As we’ve seen, a lot can happen in 24 months, so agreeing to a fixed price monthly fee for two years can be restrictive and problematic if you can’t guarantee that you’ll need—or be able to pay for—a specific service over that time-horizon. Especially if leaving early incurs exit fees/penalties.
Build a second income stream
Having multiple sources of income can help smooth out the peaks and valleys of freelance cash flow, which can keep you in the game long enough to broaden your client base, deepen your experience level, and catch those breaks where opportunity meets preparation.
But what kind of jobs work best for a second income?
I would suggest something that’s flexible, scalable, and relevant.
It needs to be flexible enough to fit around your other commitments, both in the time it takes to do the work and the timing of the work, such that you have the ability to turn it off at the last minute, should a better project come in with your day-job, which for me is editing.
It also needs to be scalable, meaning it can expand to fill your spare capacity. This is one of the good things about writing for my own or other sites as a freelance writer. There is always demand for new content and there are usually no hard deadlines, which means I can fill my spare time with as much blog writing as I can manage, whenever I want to.
Finally, it should really be (at the very least even vaguely) relevant to the main focus of your career. Sure, you can earn extra cash knitting bespoke scarves, but how does that connect to your pursuit of a career in post production? Unless, perhaps, they’re these scarves.
For me, writing about post production keeps me up-to-date with the industry, connects me to new people and demands that I constantly learn new things. All helpful elements to furthering my career in post-production.
Spend your time wisely
Lastly, as a freelancer there is a further resource that you’ll sometimes have in abundance; time. Making the most of all your resources, not just your money, will help to further your creative career and increase your productivity.
So how should you spend your time when you have it to spare?
Competitors can be community
One of things I discovered early on in my freelancing career is that other editors are the best people to know. Their network can become your network and vice versa.
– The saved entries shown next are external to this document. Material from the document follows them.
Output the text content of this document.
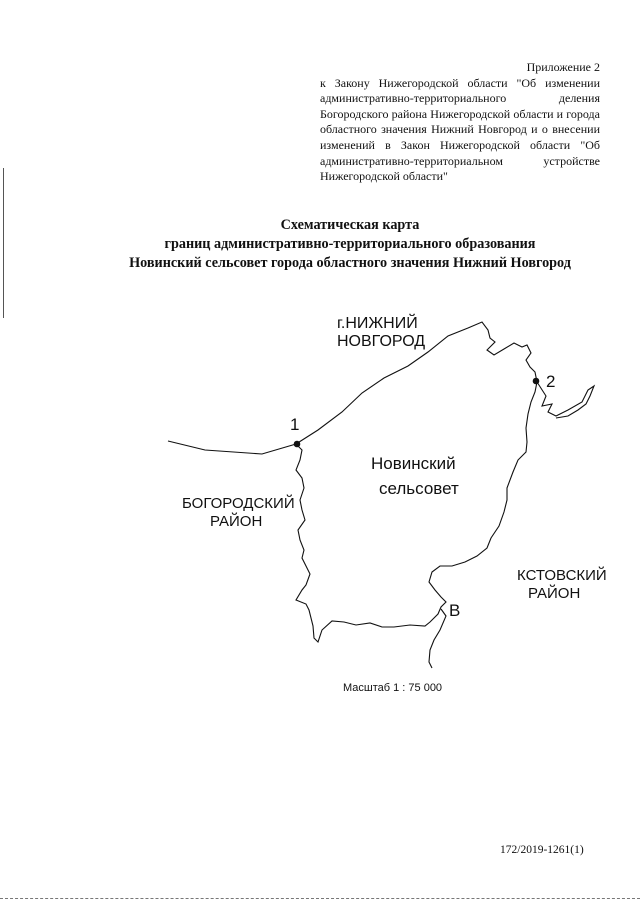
Приложение 2
к Закону Нижегородской области "Об изменении административно-территориального деления Богородского района Нижегородской области и города областного значения Нижний Новгород и о внесении изменений в Закон Нижегородской области "Об административно-территориальном устройстве Нижегородской области"
Схематическая карта
границ административно-территориального образования
Новинский сельсовет города областного значения Нижний Новгород
г.НИЖНИЙ
НОВГОРОД
Новинский
сельсовет
БОГОРОДСКИЙ
РАЙОН
КСТОВСКИЙ
РАЙОН
1
2
В
Масштаб 1 : 75 000
172/2019-1261(1)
So when you have time to spare, use it to travel to meet other editors, go for coffee and write those warm email introductions that might make the connection you need to open up a new pathway in your career.
Recommending other trusted editor friends to do jobs you can’t also strengthens the cross-pollination between your industry networks. Make sure you tell them your rates with those clients, so they don’t accidentally undercut you. Sharing is caring.
Downtime is the hardest time to be disciplined about re-cutting your reel, updating your portfolio or exploring new creative ideas and tools through noodling around creating something for the love of it.
You might not feel like it when you’re unemployed but you won’t get this time back so this is one valuable way to put it to good use and something every freelancer is always meaning to get around to (but almost never do.)
Invest in yourself
It’s easy to spend money on hardware and software, but it’s actually your heart, mind, body and soul that clients are hiring when they book you for a gig.
When you have time to spare, even in a lunch break, put it to good use learning something new. Heck, you’d do well to read a few more of the in-depth articles here on the Frame.io blog as a solid starting point.
So what’s next?
So you’ve made it to the end of the article, but what should you do next? That’s up to you, but here’s a list to get you started.
- Figure out what your monthly overheads are.
- Pick a percentage of each invoice to start saving.
- Start saving towards a one month cushion of your overheads.
- Set some goals for your career.
- Save/spend to work towards creatively meeting those goals.
- Write a list of ten ways to develop a second income stream.
- And finally, like Baz said, wear sunscreen.